Más tarde alumno del Colegio Nacional de San Ramón, hubo una sublevación del alumnado que se manifestó en una «Manteadura» prodigada a quién le había provocado. Por ser muy pequeño Andrés A. Cáceres, solo era espectador y no tenía manta alguna. Corrió en busca de su abrigo y se arrojó en la refriega con tal furor que causó admiración su osadía, al pretender igualar en la pelea a los estudiantes que les sobrepasaban en edad.

Ya era adolecente y cursaba los primeros años de Instrucción Media en el mismo Colegio de San Ramón, cuando se produjo la revolución acaudillada por el Mariscal Castilla en 1854. El General don Fermín del Castillo, organizó el Batallón «Ayacucho», en el que se dió de alta el jóven Cáceres.

La evocación guerrera se pronunció con tal violencia que antes el mismo no lo sospechara. Fué un despertar de atavismo violento, tal vez la herencia bélica del Capitán Tadeo de Cáceres, que él le había dejado al león de Castilla en el corazón.

Desde el primer momento como los predestinados, como los señalados por los dioses porque tienen una misión de superhombres que cumplir, abandona las aulas, olvida a la familia, ya era huérfano de padre y se consagra con pasión, con delirio de los alucinados, al lograr en la superación en el servicio de las armas. Todos lo sabeis, en más de 50 combates recibe las balas de frente. Es el primero en el ataque y el último en la retirada. Realiza proezas que puede originar en el transcurso del tiempo leyendas iguales a los del Cid Campeador. Se revela un estratega genial. Dá el triunfo más glorioso del Perú, en Tarapacá. Prodigio que años después se realiza en la Marne, de la guerra mundial, y llega a igualar a los héroes libertadores. El Comandante Gambeta, ha escrito los grandes Capitanes son: San Martín, Bolívar y Cáceres.

Fecha de nacimiento y nombre del Mariscal Cáceres.
Tendría yo 12 años, cuando con irrespetuoso desparpajo dije a mi padre: "Tu nombre de Andrés,  me gusta, pero no el de Avelino". Me interrogó:  ¿Por qué?  "Me parece afeminado, suena como la flor clavelina" Me interrumpió con enfado. ¿Cuándo te he dicho que yo me llamo Avelino?... ¿Y tu firma?
El continuó "Jamás he firmado Avelino sino Andrés A. Inicial que corresponde al de Alfredo. Nací el 4 de febrero.

Cuando a poco de haber ingresado en el Ejército, sus compañeros de armas, supusieron que la inicial A. correspondía a Avelino y que su cumpleaños era el diez de noviembre.
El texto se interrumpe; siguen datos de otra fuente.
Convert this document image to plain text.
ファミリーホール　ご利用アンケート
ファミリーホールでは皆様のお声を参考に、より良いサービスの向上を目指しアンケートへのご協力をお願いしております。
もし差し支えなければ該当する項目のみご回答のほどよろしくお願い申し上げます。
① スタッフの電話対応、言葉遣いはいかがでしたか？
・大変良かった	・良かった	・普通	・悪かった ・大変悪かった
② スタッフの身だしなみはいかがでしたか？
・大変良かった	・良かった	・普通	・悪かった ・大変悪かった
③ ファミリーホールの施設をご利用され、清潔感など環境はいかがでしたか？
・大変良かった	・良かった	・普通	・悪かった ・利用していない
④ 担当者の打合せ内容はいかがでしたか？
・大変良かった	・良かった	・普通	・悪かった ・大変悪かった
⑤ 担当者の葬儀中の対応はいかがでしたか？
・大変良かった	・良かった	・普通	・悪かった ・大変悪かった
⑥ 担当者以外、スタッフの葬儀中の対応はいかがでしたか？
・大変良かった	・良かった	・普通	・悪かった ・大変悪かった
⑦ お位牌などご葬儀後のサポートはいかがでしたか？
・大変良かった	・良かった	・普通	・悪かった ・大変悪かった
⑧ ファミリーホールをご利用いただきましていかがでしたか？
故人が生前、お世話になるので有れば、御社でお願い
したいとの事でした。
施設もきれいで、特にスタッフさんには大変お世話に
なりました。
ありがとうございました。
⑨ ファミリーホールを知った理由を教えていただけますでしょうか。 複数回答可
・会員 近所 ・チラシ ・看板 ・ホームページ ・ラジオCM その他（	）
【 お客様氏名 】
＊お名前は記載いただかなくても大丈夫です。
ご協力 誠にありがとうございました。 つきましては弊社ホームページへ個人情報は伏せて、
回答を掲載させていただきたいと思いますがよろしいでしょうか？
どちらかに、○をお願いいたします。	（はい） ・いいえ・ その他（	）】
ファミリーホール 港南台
En esta fecha le sorprendieron con el toque de Diana y un festejo de jolgorio en el cuartel. El prefirió silenciar antes que desilucionar a sus amigos.

Este sentimiento de bondad tuvo marcado dominio en el espíritu de mi padre.

Cuando creía que debía reconvenirme hacia la rigidez del deber cumplido, le hacía en forma de sutileza fina y generosa condescendencia.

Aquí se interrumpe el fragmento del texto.